Cost-effective Cloud Environments for Training

Hi there,

First off, thank you so much to everybody who has asked questions on these forums, answered those questions, and, of course, to everybody at Hugging Face who has made machine learning accessible to folks like me who are trying to jump into ML. The libraries, the example datasets, the ability to download models so easily, the YouTube channel, the answers to questions on GitHub, everything, it is just invaluable.

Anyways, I am feeling pretty good about the training code set up we have now for a very exciting machine learning task, creating a dental chatbot for dentists and dental professionals using 1.5 million training inputs comprising of forum discussions and podcast transcripts.

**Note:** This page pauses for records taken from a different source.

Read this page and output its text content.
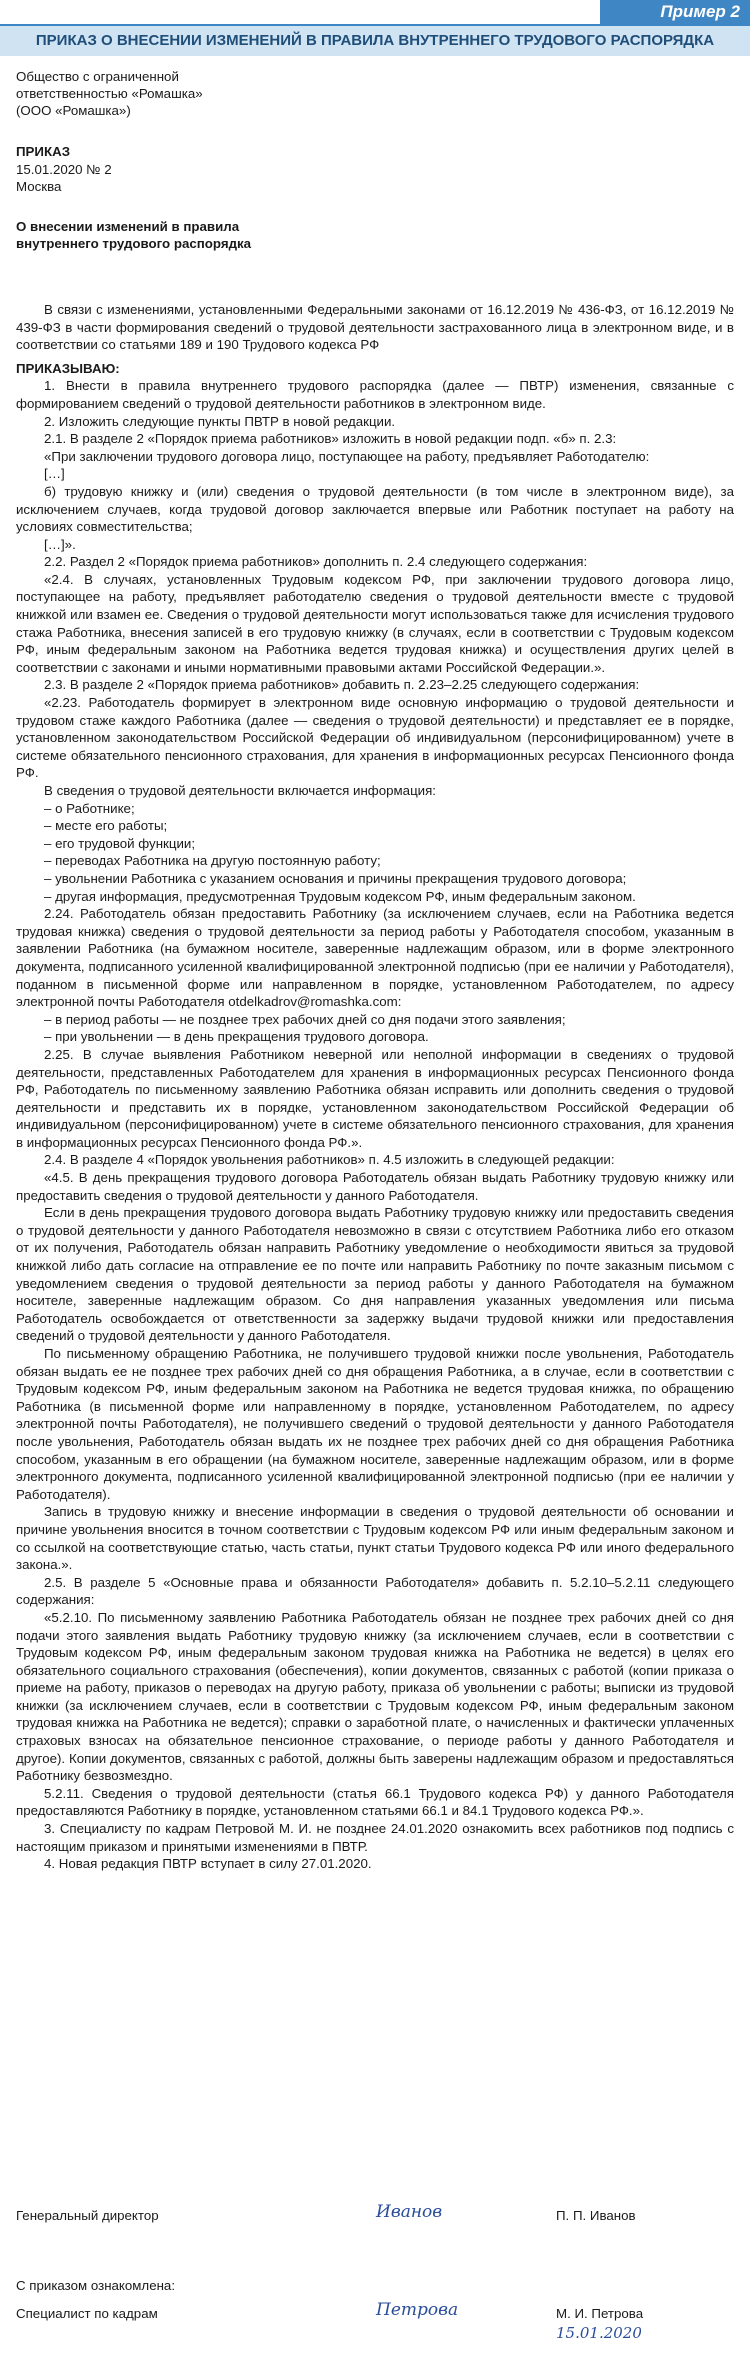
Пример 2
ПРИКАЗ О ВНЕСЕНИИ ИЗМЕНЕНИЙ В ПРАВИЛА ВНУТРЕННЕГО ТРУДОВОГО РАСПОРЯДКА
Общество с ограниченной
ответственностью «Ромашка»
(ООО «Ромашка»)
ПРИКАЗ
15.01.2020 № 2
Москва
О внесении изменений в правила
внутреннего трудового распорядка

В связи с изменениями, установленными Федеральными законами от 16.12.2019 № 436-ФЗ, от 16.12.2019 № 439-ФЗ в части формирования сведений о трудовой деятельности застрахованного лица в электронном виде, и в соответствии со статьями 189 и 190 Трудового кодекса РФ

ПРИКАЗЫВАЮ:

1. Внести в правила внутреннего трудового распорядка (далее — ПВТР) изменения, связанные с формированием сведений о трудовой деятельности работников в электронном виде.

2. Изложить следующие пункты ПВТР в новой редакции.

2.1. В разделе 2 «Порядок приема работников» изложить в новой редакции подп. «б» п. 2.3:

«При заключении трудового договора лицо, поступающее на работу, предъявляет Работодателю:

[…]

б) трудовую книжку и (или) сведения о трудовой деятельности (в том числе в электронном виде), за исключением случаев, когда трудовой договор заключается впервые или Работник поступает на работу на условиях совместительства;

[…]».

2.2. Раздел 2 «Порядок приема работников» дополнить п. 2.4 следующего содержания:

«2.4. В случаях, установленных Трудовым кодексом РФ, при заключении трудового договора лицо, поступающее на работу, предъявляет работодателю сведения о трудовой деятельности вместе с трудовой книжкой или взамен ее. Сведения о трудовой деятельности могут использоваться также для исчисления трудового стажа Работника, внесения записей в его трудовую книжку (в случаях, если в соответствии с Трудовым кодексом РФ, иным федеральным законом на Работника ведется трудовая книжка) и осуществления других целей в соответствии с законами и иными нормативными правовыми актами Российской Федерации.».

2.3. В разделе 2 «Порядок приема работников» добавить п. 2.23–2.25 следующего содержания:

«2.23. Работодатель формирует в электронном виде основную информацию о трудовой деятельности и трудовом стаже каждого Работника (далее — сведения о трудовой деятельности) и представляет ее в порядке, установленном законодательством Российской Федерации об индивидуальном (персонифицированном) учете в системе обязательного пенсионного страхования, для хранения в информационных ресурсах Пенсионного фонда РФ.

В сведения о трудовой деятельности включается информация:

– о Работнике;

– месте его работы;

– его трудовой функции;

– переводах Работника на другую постоянную работу;

– увольнении Работника с указанием основания и причины прекращения трудового договора;

– другая информация, предусмотренная Трудовым кодексом РФ, иным федеральным законом.

2.24. Работодатель обязан предоставить Работнику (за исключением случаев, если на Работника ведется трудовая книжка) сведения о трудовой деятельности за период работы у Работодателя способом, указанным в заявлении Работника (на бумажном носителе, заверенные надлежащим образом, или в форме электронного документа, подписанного усиленной квалифицированной электронной подписью (при ее наличии у Работодателя), поданном в письменной форме или направленном в порядке, установленном Работодателем, по адресу электронной почты Работодателя otdelkadrov@romashka.com:

– в период работы — не позднее трех рабочих дней со дня подачи этого заявления;

– при увольнении — в день прекращения трудового договора.

2.25. В случае выявления Работником неверной или неполной информации в сведениях о трудовой деятельности, представленных Работодателем для хранения в информационных ресурсах Пенсионного фонда РФ, Работодатель по письменному заявлению Работника обязан исправить или дополнить сведения о трудовой деятельности и представить их в порядке, установленном законодательством Российской Федерации об индивидуальном (персонифицированном) учете в системе обязательного пенсионного страхования, для хранения в информационных ресурсах Пенсионного фонда РФ.».

2.4. В разделе 4 «Порядок увольнения работников» п. 4.5 изложить в следующей редакции:

«4.5. В день прекращения трудового договора Работодатель обязан выдать Работнику трудовую книжку или предоставить сведения о трудовой деятельности у данного Работодателя.

Если в день прекращения трудового договора выдать Работнику трудовую книжку или предоставить сведения о трудовой деятельности у данного Работодателя невозможно в связи с отсутствием Работника либо его отказом от их получения, Работодатель обязан направить Работнику уведомление о необходимости явиться за трудовой книжкой либо дать согласие на отправление ее по почте или направить Работнику по почте заказным письмом с уведомлением сведения о трудовой деятельности за период работы у данного Работодателя на бумажном носителе, заверенные надлежащим образом. Со дня направления указанных уведомления или письма Работодатель освобождается от ответственности за задержку выдачи трудовой книжки или предоставления сведений о трудовой деятельности у данного Работодателя.

По письменному обращению Работника, не получившего трудовой книжки после увольнения, Работодатель обязан выдать ее не позднее трех рабочих дней со дня обращения Работника, а в случае, если в соответствии с Трудовым кодексом РФ, иным федеральным законом на Работника не ведется трудовая книжка, по обращению Работника (в письменной форме или направленному в порядке, установленном Работодателем, по адресу электронной почты Работодателя), не получившего сведений о трудовой деятельности у данного Работодателя после увольнения, Работодатель обязан выдать их не позднее трех рабочих дней со дня обращения Работника способом, указанным в его обращении (на бумажном носителе, заверенные надлежащим образом, или в форме электронного документа, подписанного усиленной квалифицированной электронной подписью (при ее наличии у Работодателя).

Запись в трудовую книжку и внесение информации в сведения о трудовой деятельности об основании и причине увольнения вносится в точном соответствии с Трудовым кодексом РФ или иным федеральным законом и со ссылкой на соответствующие статью, часть статьи, пункт статьи Трудового кодекса РФ или иного федерального закона.».

2.5. В разделе 5 «Основные права и обязанности Работодателя» добавить п. 5.2.10–5.2.11 следующего содержания:

«5.2.10. По письменному заявлению Работника Работодатель обязан не позднее трех рабочих дней со дня подачи этого заявления выдать Работнику трудовую книжку (за исключением случаев, если в соответствии с Трудовым кодексом РФ, иным федеральным законом трудовая книжка на Работника не ведется) в целях его обязательного социального страхования (обеспечения), копии документов, связанных с работой (копии приказа о приеме на работу, приказов о переводах на другую работу, приказа об увольнении с работы; выписки из трудовой книжки (за исключением случаев, если в соответствии с Трудовым кодексом РФ, иным федеральным законом трудовая книжка на Работника не ведется); справки о заработной плате, о начисленных и фактически уплаченных страховых взносах на обязательное пенсионное страхование, о периоде работы у данного Работодателя и другое). Копии документов, связанных с работой, должны быть заверены надлежащим образом и предоставляться Работнику безвозмездно.

5.2.11. Сведения о трудовой деятельности (статья 66.1 Трудового кодекса РФ) у данного Работодателя предоставляются Работнику в порядке, установленном статьями 66.1 и 84.1 Трудового кодекса РФ.».

3. Специалисту по кадрам Петровой М. И. не позднее 24.01.2020 ознакомить всех работников под подпись с настоящим приказом и принятыми изменениями в ПВТР.

4. Новая редакция ПВТР вступает в силу 27.01.2020.

Генеральный директор	Иванов	П. П. Иванов
С приказом ознакомлена:
Специалист по кадрам	Петрова	М. И. Петрова
15.01.2020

My question: what is the best cloud environment?

Obviously this is not a simple question, as there are a lot of factors to consider, so let me narrow it down a bit.

We are currently using an Azure NC24s v3 instance, and it will take us about 2 weeks to train using this configuration.

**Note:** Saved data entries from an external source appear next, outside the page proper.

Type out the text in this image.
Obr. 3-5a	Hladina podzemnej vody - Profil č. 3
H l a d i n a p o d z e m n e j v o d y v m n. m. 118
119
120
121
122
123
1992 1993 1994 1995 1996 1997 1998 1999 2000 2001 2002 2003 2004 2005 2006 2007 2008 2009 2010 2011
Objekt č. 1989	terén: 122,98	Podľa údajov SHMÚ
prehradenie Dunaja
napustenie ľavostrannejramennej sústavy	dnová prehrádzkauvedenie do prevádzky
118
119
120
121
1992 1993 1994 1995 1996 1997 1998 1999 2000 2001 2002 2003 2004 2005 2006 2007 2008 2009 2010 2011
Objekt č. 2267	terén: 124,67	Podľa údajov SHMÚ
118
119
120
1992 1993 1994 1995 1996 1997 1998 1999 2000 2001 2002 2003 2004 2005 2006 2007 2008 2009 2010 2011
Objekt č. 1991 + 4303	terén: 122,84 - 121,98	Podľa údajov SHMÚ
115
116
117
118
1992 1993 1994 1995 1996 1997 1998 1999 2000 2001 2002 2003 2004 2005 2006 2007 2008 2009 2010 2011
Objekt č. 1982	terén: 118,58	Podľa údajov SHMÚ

I am starting to compare prices to SageMaker and other options, but I wanted to see if maybe there was some obscure environment or something I am not aware of that we should consider.

I am also considering testing with an Azure ND96asr v4 instance as even though it’s more expensive, it appears to be significantly more powerful and so could potentially train the LLM faster and non-linearly to cost, and so more bang for our buck overall.

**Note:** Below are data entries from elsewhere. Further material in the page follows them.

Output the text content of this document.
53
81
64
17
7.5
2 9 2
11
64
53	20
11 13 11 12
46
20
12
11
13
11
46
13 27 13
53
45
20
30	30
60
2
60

(Also I am trying to figure out what Azure’s ML Studio even is, if it is just an interface or if it provides VM access as well)

Some fun findings today!

Here is a comparison of the prices and specs between Azure VMs and AWS SageMaker:

But more importantly, here is a breakdown of all the 64+ GiB RAM models, but sorted by the hourly price per GiB of GPU RAM:

I just thought this was neat, because ND96amsr has 10x as much GPU RAM than NC24s, but is “only” 2.6x as expensive, and so should be cheaper to run on a large dataset in the long run given it should hopefully take significantly less time to train. Also, we were having to keep our training inputs token lengths at about 1,000, because the time needed to train scales quadratically and not linearly, so bumping it up to 2,000 would take almost four times as long, and so this way with a more powerful machine we can hopefully bump the training input lengths from 1,000 to 2,000 tokens long while still staying in our comfort zone of cost and time.

Anyways, just wanted to share because I thought these comparisons were neat! I am really curious to run an experiment as to whether or not the instance with 10x GPU RAM will train 10x as fast, or if it will be slightly less than that because of synchronization.

Let me know if you think there are better options we should consider!